Так начались их регулярные встречи. С Йоном было хорошо. Он никогда не бывал в плохом настроении, у него всегда была трава и сладости для Тимофея. А когда выяснилось, что он и его отец — коммунисты, с ним стало совсем интересно. Они часами обсуждали революционные движения разных стран, ругали капитализм и демократию.

— Я как-то нашла в Интернете интересную подборку высказываний по поводу демократии, — говорила Белка. — Все я, конечно, не помню, так, обрывки… Вот что, например, сказал о демократии один религиозный деятель: “Дайте людям возможность думать, что они правят, и они будут 
управляемы”. Блеск? Блеск! Или вот еще какой-то британский журналист высказал: “Демократия — это когда вы говорите, что вам нравится, а делаете, что вам говорят”. Орсон Уэлс выдал: “В Швейцарии они все любят друг друга по-братски, пятьсот лет демократии и мира, и что они произвели? Часы с кукушкой!” Хорошо? Да и вообще, что такое демократия? Это когда олигарх решает, что неплохо бы пролоббировать свои интересы на самом высоком уровне, ищет подходящего человечка, дает ему деньги на предвыборную кампанию (дело-то крайне дорогое), а тот, когда становится президентом, выполняет его желания. А куда он денется, если его загодя купили? Ну и где тут воля народа?

— Не знаю… Любой государственный строй основан на насилии, — сказал Эльф. — И при каком бы строе я ни жил, мне всегда будет 
плохо.

— Конечно, — согласился Йон, — любое государство — это насилие. Но при капитализме насилие направлено на то, чтобы воспитать в тебе собственника и потребителя, а при коммунизме — чтобы сделать тебя 
человеком, который стремится к добру, а к собственности равнодушен. Потому что собственность — это основа общественного зла.

— Ты же говорил, что веришь в Христа, а он отвергал насилие, — 
заметил Эльф. — Как же ты тогда можешь одобрять коммунистическую 
революцию?

— Нельзя сделать яичницу, не разбив яиц, — встряла Белка. — Ты вспомни историю России. Христианство пришло сюда на мечах дружины князя Владимира. Поломали идолов, порубили сопротивлявшихся язычников, и стала Русь христианской державой.

— Тоже была кровь, и ничего, Русь только выиграла, — поддержал ее Йон. — Так же и с коммунизмом.

Эльф отвернулся от них, посмотрел на рычащий поток машин, тупо месящий грязный соленый снег.
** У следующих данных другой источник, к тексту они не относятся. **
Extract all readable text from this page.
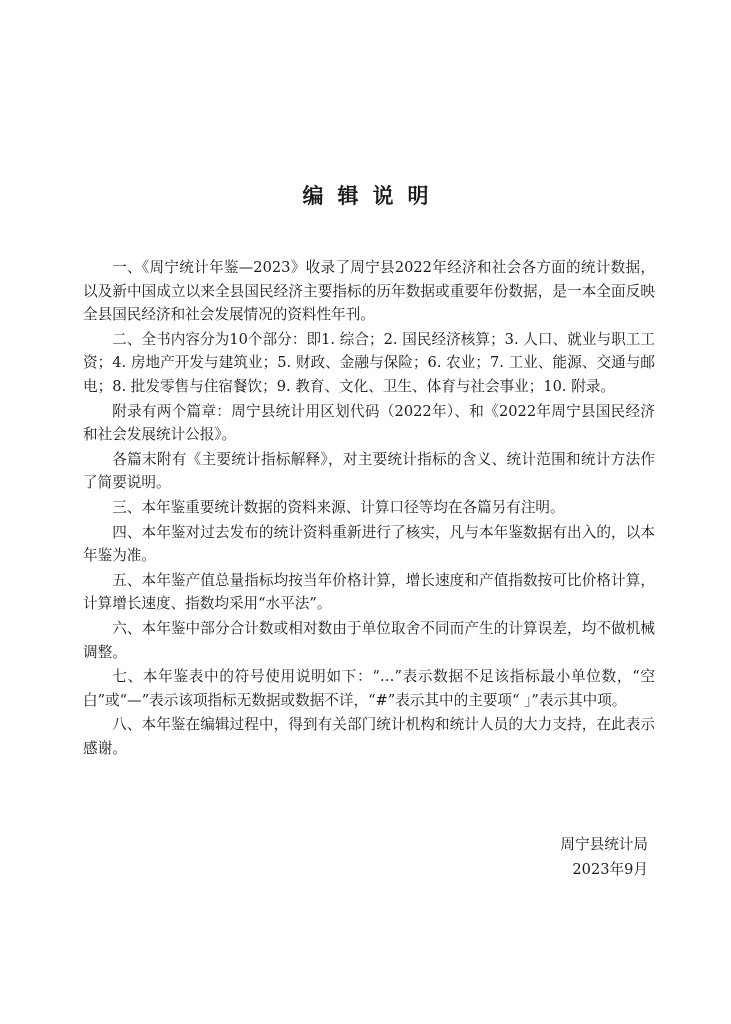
编辑说明

一、《周宁统计年鉴—2023》收录了周宁县2022年经济和社会各方面的统计数据，以及新中国成立以来全县国民经济主要指标的历年数据或重要年份数据，是一本全面反映全县国民经济和社会发展情况的资料性年刊。

二、全书内容分为10个部分：即1. 综合；2. 国民经济核算；3. 人口、就业与职工工资；4. 房地产开发与建筑业；5. 财政、金融与保险；6. 农业；7. 工业、能源、交通与邮电；8. 批发零售与住宿餐饮；9. 教育、文化、卫生、体育与社会事业；10. 附录。

附录有两个篇章：周宁县统计用区划代码（2022年）、和《2022年周宁县国民经济和社会发展统计公报》。

各篇末附有《主要统计指标解释》，对主要统计指标的含义、统计范围和统计方法作了简要说明。

三、本年鉴重要统计数据的资料来源、计算口径等均在各篇另有注明。

四、本年鉴对过去发布的统计资料重新进行了核实，凡与本年鉴数据有出入的，以本年鉴为准。

五、本年鉴产值总量指标均按当年价格计算，增长速度和产值指数按可比价格计算，计算增长速度、指数均采用“水平法”。

六、本年鉴中部分合计数或相对数由于单位取舍不同而产生的计算误差，均不做机械调整。

七、本年鉴表中的符号使用说明如下：“…”表示数据不足该指标最小单位数，“空白”或“—”表示该项指标无数据或数据不详，“#”表示其中的主要项“ 」”表示其中项。

八、本年鉴在编辑过程中，得到有关部门统计机构和统计人员的大力支持，在此表示感谢。

周宁县统计局
2023年9月
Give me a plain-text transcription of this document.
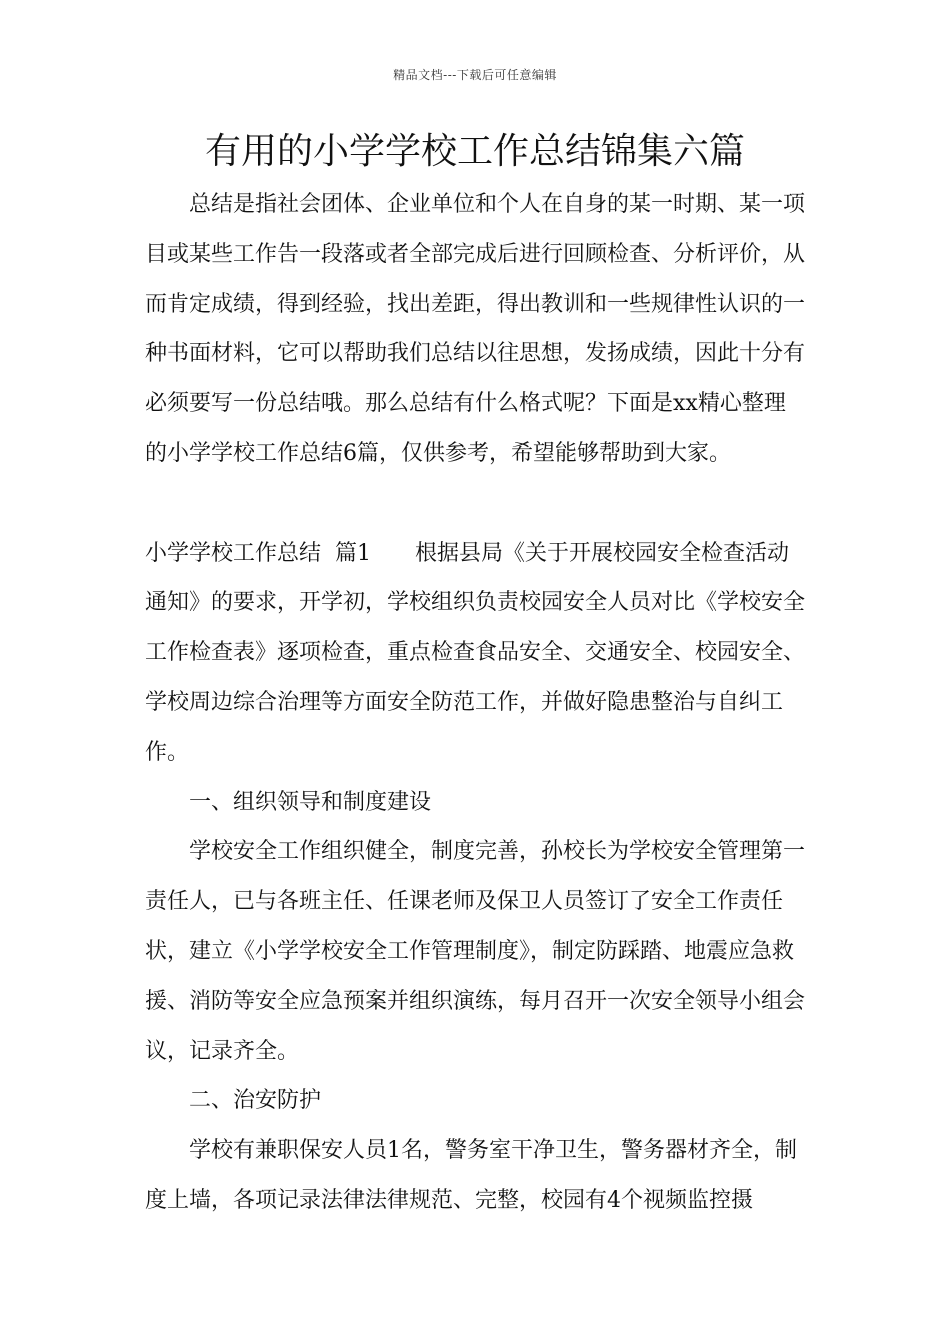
精品文档---下载后可任意编辑
有用的小学学校工作总结锦集六篇

总结是指社会团体、企业单位和个人在自身的某一时期、某一项目或某些工作告一段落或者全部完成后进行回顾检查、分析评价，从而肯定成绩，得到经验，找出差距，得出教训和一些规律性认识的一种书面材料，它可以帮助我们总结以往思想，发扬成绩，因此十分有必须要写一份总结哦。那么总结有什么格式呢？下面是xx精心整理的小学学校工作总结6篇，仅供参考，希望能够帮助到大家。

小学学校工作总结  篇1 根据县局《关于开展校园安全检查活动通知》的要求，开学初，学校组织负责校园安全人员对比《学校安全工作检查表》逐项检查，重点检查食品安全、交通安全、校园安全、学校周边综合治理等方面安全防范工作，并做好隐患整治与自纠工作。

一、组织领导和制度建设

学校安全工作组织健全，制度完善，孙校长为学校安全管理第一责任人，已与各班主任、任课老师及保卫人员签订了安全工作责任状，建立《小学学校安全工作管理制度》，制定防踩踏、地震应急救援、消防等安全应急预案并组织演练，每月召开一次安全领导小组会议，记录齐全。

二、治安防护

学校有兼职保安人员1名，警务室干净卫生，警务器材齐全，制度上墙，各项记录法律法律规范、完整，校园有4个视频监控摄
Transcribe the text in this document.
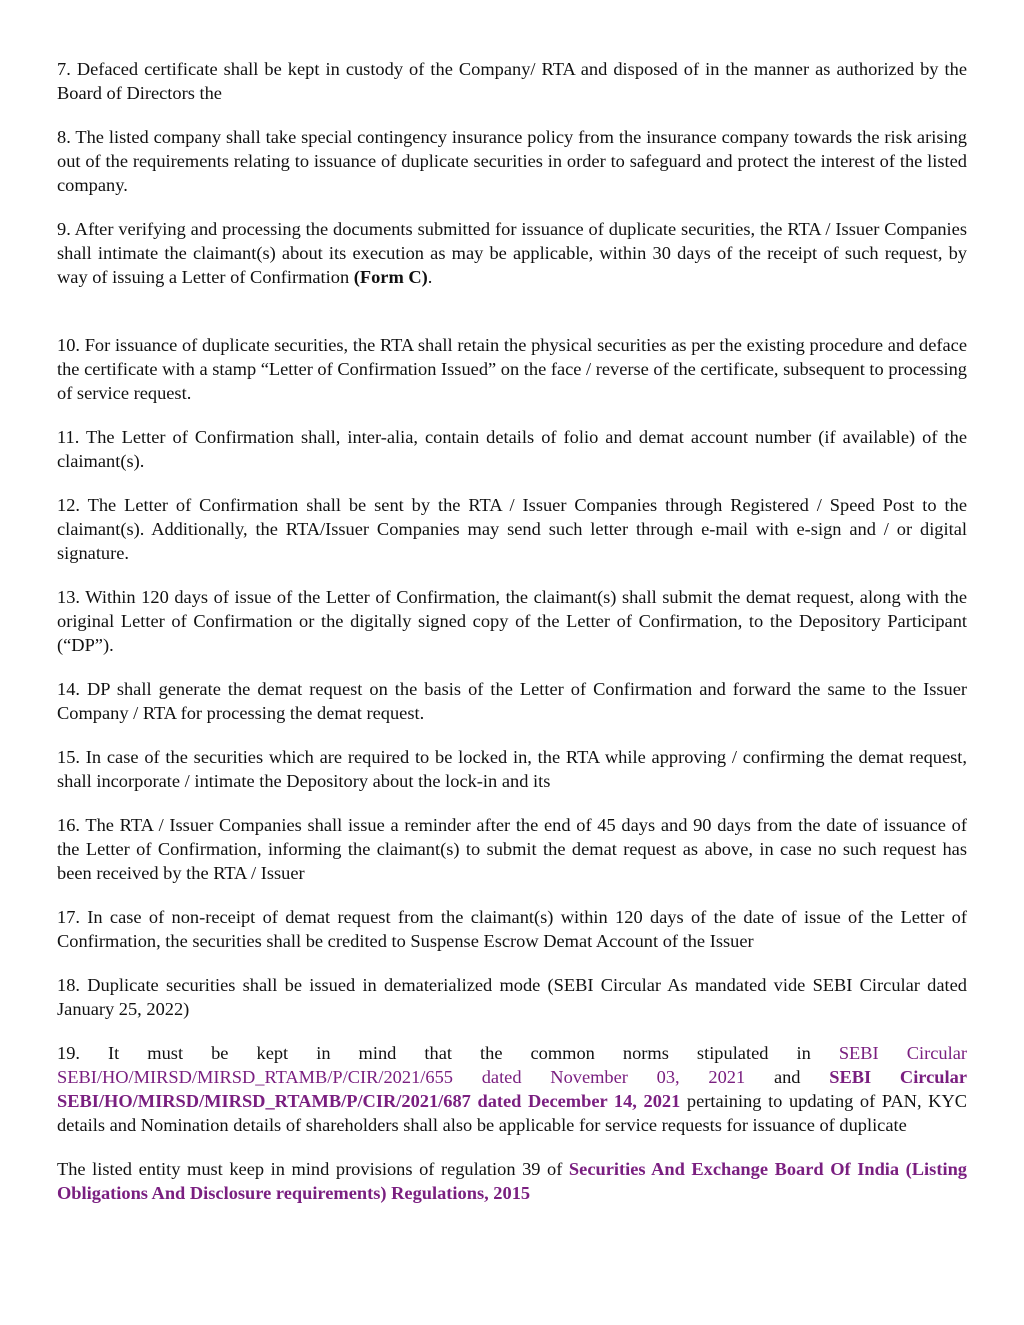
7. Defaced certificate shall be kept in custody of the Company/ RTA and disposed of in the manner as authorized by the Board of Directors the

8. The listed company shall take special contingency insurance policy from the insurance company towards the risk arising out of the requirements relating to issuance of duplicate securities in order to safeguard and protect the interest of the listed company.

9. After verifying and processing the documents submitted for issuance of duplicate securities, the RTA / Issuer Companies shall intimate the claimant(s) about its execution as may be applicable, within 30 days of the receipt of such request, by way of issuing a Letter of Confirmation (Form C).

10. For issuance of duplicate securities, the RTA shall retain the physical securities as per the existing procedure and deface the certificate with a stamp “Letter of Confirmation Issued” on the face / reverse of the certificate, subsequent to processing of service request.

11. The Letter of Confirmation shall, inter-alia, contain details of folio and demat account number (if available) of the claimant(s).

12. The Letter of Confirmation shall be sent by the RTA / Issuer Companies through Registered / Speed Post to the claimant(s). Additionally, the RTA/Issuer Companies may send such letter through e-mail with e-sign and / or digital signature.

13. Within 120 days of issue of the Letter of Confirmation, the claimant(s) shall submit the demat request, along with the original Letter of Confirmation or the digitally signed copy of the Letter of Confirmation, to the Depository Participant (“DP”).

14. DP shall generate the demat request on the basis of the Letter of Confirmation and forward the same to the Issuer Company / RTA for processing the demat request.

15. In case of the securities which are required to be locked in, the RTA while approving / confirming the demat request, shall incorporate / intimate the Depository about the lock-in and its

16. The RTA / Issuer Companies shall issue a reminder after the end of 45 days and 90 days from the date of issuance of the Letter of Confirmation, informing the claimant(s) to submit the demat request as above, in case no such request has been received by the RTA / Issuer

17. In case of non-receipt of demat request from the claimant(s) within 120 days of the date of issue of the Letter of Confirmation, the securities shall be credited to Suspense Escrow Demat Account of the Issuer

18. Duplicate securities shall be issued in dematerialized mode (SEBI Circular As mandated vide SEBI Circular dated January 25, 2022)

19. It must be kept in mind that the common norms stipulated in SEBI Circular SEBI/HO/MIRSD/MIRSD_RTAMB/P/CIR/2021/655 dated November 03, 2021 and SEBI Circular SEBI/HO/MIRSD/MIRSD_RTAMB/P/CIR/2021/687 dated December 14, 2021 pertaining to updating of PAN, KYC details and Nomination details of shareholders shall also be applicable for service requests for issuance of duplicate

The listed entity must keep in mind provisions of regulation 39 of Securities And Exchange Board Of India (Listing Obligations And Disclosure requirements) Regulations, 2015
— Все не то… Все не так… — медленно и аккуратно выговаривая слова, сказал он. — Шаг за шагом мы, люди, все делаем не так. И мир проповедуем с мечом, и счастье приносим в кровяных капельках. Мы забыли какую-то крохотную вещь, без которой жизнь нас не принимает. Что-то маленькое, меньше пылинки, но без этого не удержать нам небо на плечах. Не устоять на лезвии. Это же очевидно. И прав был Достоевский: нельзя построить храм, в основании которого заложена слезинка ребенка. Не устоит этот храм.